🤖 AI Summary
This study addresses the lack of quantitative methods for assessing appropriate human reliance on set-valued AI advice—such as discrete sets or continuous intervals. The authors propose the first formal evaluation framework under a sequential judgment-advice paradigm, tailored for both classification and regression tasks. For classification, they introduce metrics termed “correct reliance rate” and “self-reliance rate”; for regression, they define novel measures capturing both the quantity and quality of reliance. By integrating set-valued prediction modeling, human–AI interaction experiments, and rigorous quantitative metrics, the framework effectively captures how users adjust their reliance in response to uncertainty representations.
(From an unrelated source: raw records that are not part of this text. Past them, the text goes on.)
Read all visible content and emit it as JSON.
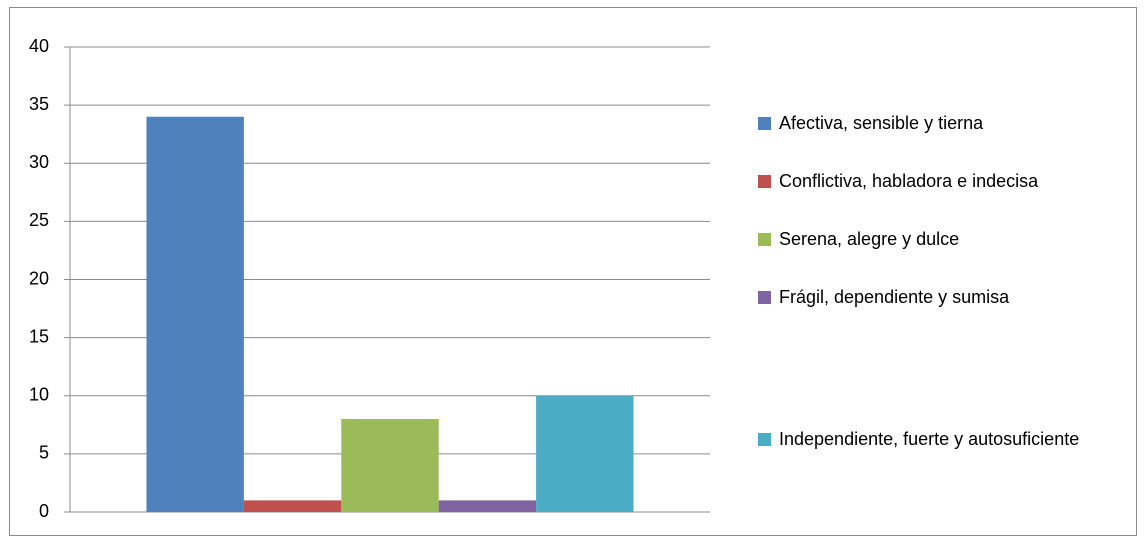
{
  "chart_data": {
    "type": "bar",
    "categories": [
      null
    ],
    "series": [
      {
        "name": "Afectiva, sensible y tierna",
        "color": "#4f81bd",
        "values": [
          34
        ]
      },
      {
        "name": "Conflictiva, habladora e indecisa",
        "color": "#c0504d",
        "values": [
          1
        ]
      },
      {
        "name": "Serena, alegre y dulce",
        "color": "#9bbb59",
        "values": [
          8
        ]
      },
      {
        "name": "Frágil, dependiente y sumisa",
        "color": "#8064a2",
        "values": [
          1
        ]
      },
      {
        "name": "Independiente, fuerte y autosuficiente",
        "color": "#4bacc6",
        "values": [
          10
        ]
      }
    ],
    "ylim": [
      0,
      40
    ],
    "yticks": [
      0,
      5,
      10,
      15,
      20,
      25,
      30,
      35,
      40
    ],
    "grid": true,
    "legend": "right"
  }
}
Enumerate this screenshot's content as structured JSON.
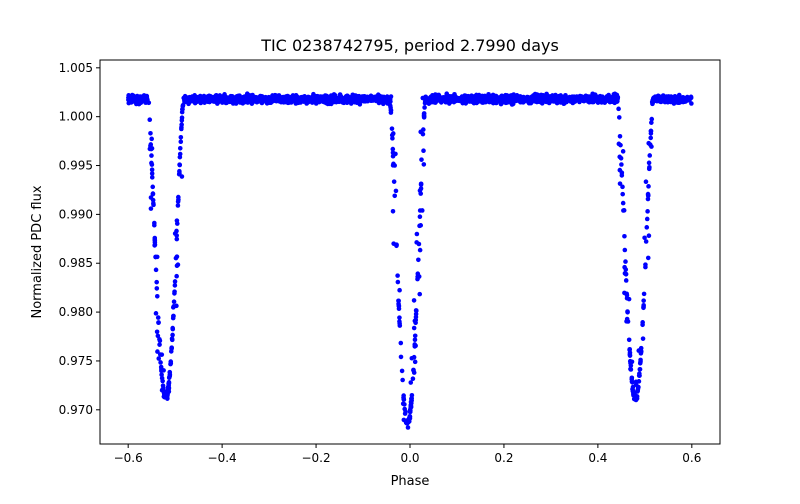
{
  "chart_data": {
    "type": "scatter",
    "title": "TIC 0238742795, period 2.7990 days",
    "xlabel": "Phase",
    "ylabel": "Normalized PDC flux",
    "xlim": [
      -0.66,
      0.66
    ],
    "ylim": [
      0.9665,
      1.0058
    ],
    "grid": false,
    "legend": "none",
    "marker_color": "#0000ff",
    "x_ticks": [
      -0.6,
      -0.4,
      -0.2,
      0.0,
      0.2,
      0.4,
      0.6
    ],
    "x_tick_labels": [
      "−0.6",
      "−0.4",
      "−0.2",
      "0.0",
      "0.2",
      "0.4",
      "0.6"
    ],
    "y_ticks": [
      0.97,
      0.975,
      0.98,
      0.985,
      0.99,
      0.995,
      1.0,
      1.005
    ],
    "y_tick_labels": [
      "0.970",
      "0.975",
      "0.980",
      "0.985",
      "0.990",
      "0.995",
      "1.000",
      "1.005"
    ],
    "phase_range": [
      -0.6,
      0.6
    ],
    "baseline_flux": 1.0018,
    "eclipses": [
      {
        "center_phase": -0.52,
        "min_flux": 0.9712,
        "half_width": 0.038
      },
      {
        "center_phase": -0.005,
        "min_flux": 0.9686,
        "half_width": 0.038
      },
      {
        "center_phase": 0.48,
        "min_flux": 0.9712,
        "half_width": 0.038
      }
    ]
  }
}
Empirical results demonstrate that these metrics substantially outperform conventional point-prediction evaluation approaches, uncovering critical nuances in human–AI collaboration previously overlooked in the literature.
📝 Abstract
Appropriate reliance on AI advice has become a central research theme in human-AI collaboration. Existing frameworks have focused exclusively on point predictions as AI advice. However, set-valued AI advice (e.g., discrete sets or continuous intervals) is increasingly being used to communicate uncertainty and improve human decision making. In this paper, we develop the first formal framework for measuring appropriate reliance on set-valued AI advice within the sequential judge-advisor paradigm, spanning both classification and regression tasks. For classification, we first introduce the dimensions that are necessary for evaluating set-valued AI advice. We then define two metrics: correct reliance rate on AI and correct reliance rate on self, which jointly characterize appropriate reliance in this setting. For regression, we introduce quantity of AI reliance and quality of AI reliance, which respectively measure whether a decision maker utilized the AI advice and whether their reliance helped them get closer to the ground truth relative to their initial estimate. Through the application of our framework, we demonstrate how these metrics capture important nuances in human-AI collaboration that existing measures overlook.